I wish I had had this clarity at 17 years old.

Raymond Medina, “Once a Year” (2021) (screenshot by the author)

What Have We Stopped Hiding? features work by the 17 artists in last year’s cohort of the Studio Museum in Harlem’s annual program Expanding the Walls: Making Connections Between Photography, History, and Community. With some of the artists, their stories are impressive just in terms of how far they have come emotionally and practically to the work they showcase here. Fatoumata Traoré says: “By age seven I knew this world was hard, so sometimes I distanced myself from it. And at other times I pressured myself to face my problems.” Another artist, Lorca Peña Nissenblatt realizes that she is also a skilled writer.

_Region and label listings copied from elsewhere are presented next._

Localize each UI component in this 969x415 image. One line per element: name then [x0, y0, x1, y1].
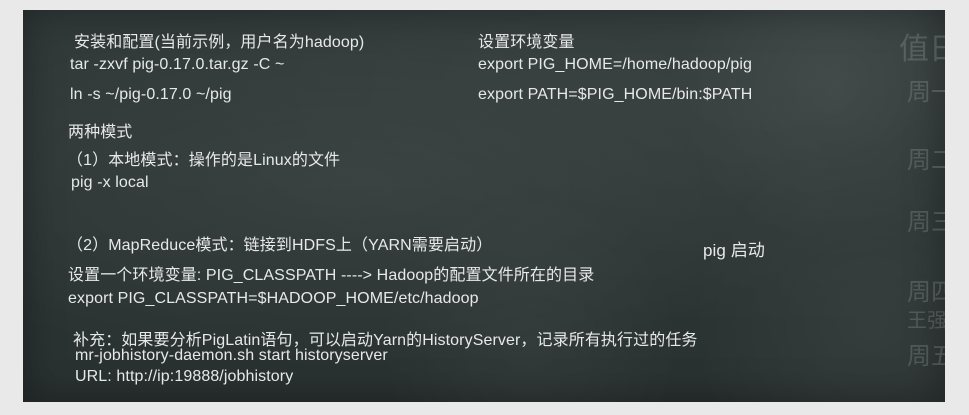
ln-command: ln -s ~/pig-0.17.0 ~/pig: [70, 86, 232, 103]
modes-heading: 两种模式: [68, 124, 133, 141]
classpath-note: 设置一个环境变量: PIG_CLASSPATH ----> Hadoop的配置文…: [68, 267, 595, 284]
jobhistory-url: URL: http://ip:19888/jobhistory: [75, 368, 294, 385]
faint-monday: 周一: [907, 78, 945, 106]
path-export: export PATH=$PIG_HOME/bin:$PATH: [478, 86, 753, 103]
install-heading: 安装和配置(当前示例，用户名为hadoop): [74, 34, 365, 51]
historyserver-command: mr-jobhistory-daemon.sh start historyser…: [75, 347, 388, 364]
mapreduce-mode: （2）MapReduce模式：链接到HDFS上（YARN需要启动）: [67, 237, 493, 254]
local-command: pig -x local: [71, 174, 149, 191]
chalkboard: 值日 周一 周二 周三 周四 王强 周五 安装和配置(当前示例，用户名为hado…: [23, 10, 945, 402]
faint-duty-title: 值日: [899, 32, 945, 67]
faint-tuesday: 周二: [907, 146, 945, 174]
env-heading: 设置环境变量: [478, 34, 575, 51]
faint-wednesday: 周三: [907, 208, 945, 236]
faint-thursday: 周四: [907, 278, 945, 306]
tar-command: tar -zxvf pig-0.17.0.tar.gz -C ~: [70, 56, 285, 73]
slide: 值日 周一 周二 周三 周四 王强 周五 安装和配置(当前示例，用户名为hado…: [0, 0, 969, 415]
pig-home-export: export PIG_HOME=/home/hadoop/pig: [478, 56, 753, 73]
faint-friday: 周五: [907, 342, 945, 370]
classpath-export: export PIG_CLASSPATH=$HADOOP_HOME/etc/ha…: [68, 290, 479, 307]
pig-start-label: pig 启动: [703, 241, 766, 260]
faint-name: 王强: [907, 308, 945, 332]
local-mode: （1）本地模式：操作的是Linux的文件: [67, 152, 341, 169]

I think that she really is a poet: “The world is filled with clandestine treasures, and my camera picks each of them out like fingers scooping shells on the beach.”

Lorca Peña Nissenblatt, “Mother in Sunset” (2021) (screenshot by the author)

This exhibition is also joy to explore simply for the imagery. There are stunningly lovely images by many, and among them my favorites are by Raymundo Hernandez, Raymond Medina, Joel Angel Sebastian, Karthik Tambar, and Nissenblatt. They all answer the question putatively posed by the show’s title: they have stopped hiding themselves.

What Have We Stopped Hiding?: Expanding the Walls 2021 continues online is organized by Angelique Rosales Salgado and Zuna Maza, with Gi (Ginny) Huo, and the Expanding the Walls 2021 participants.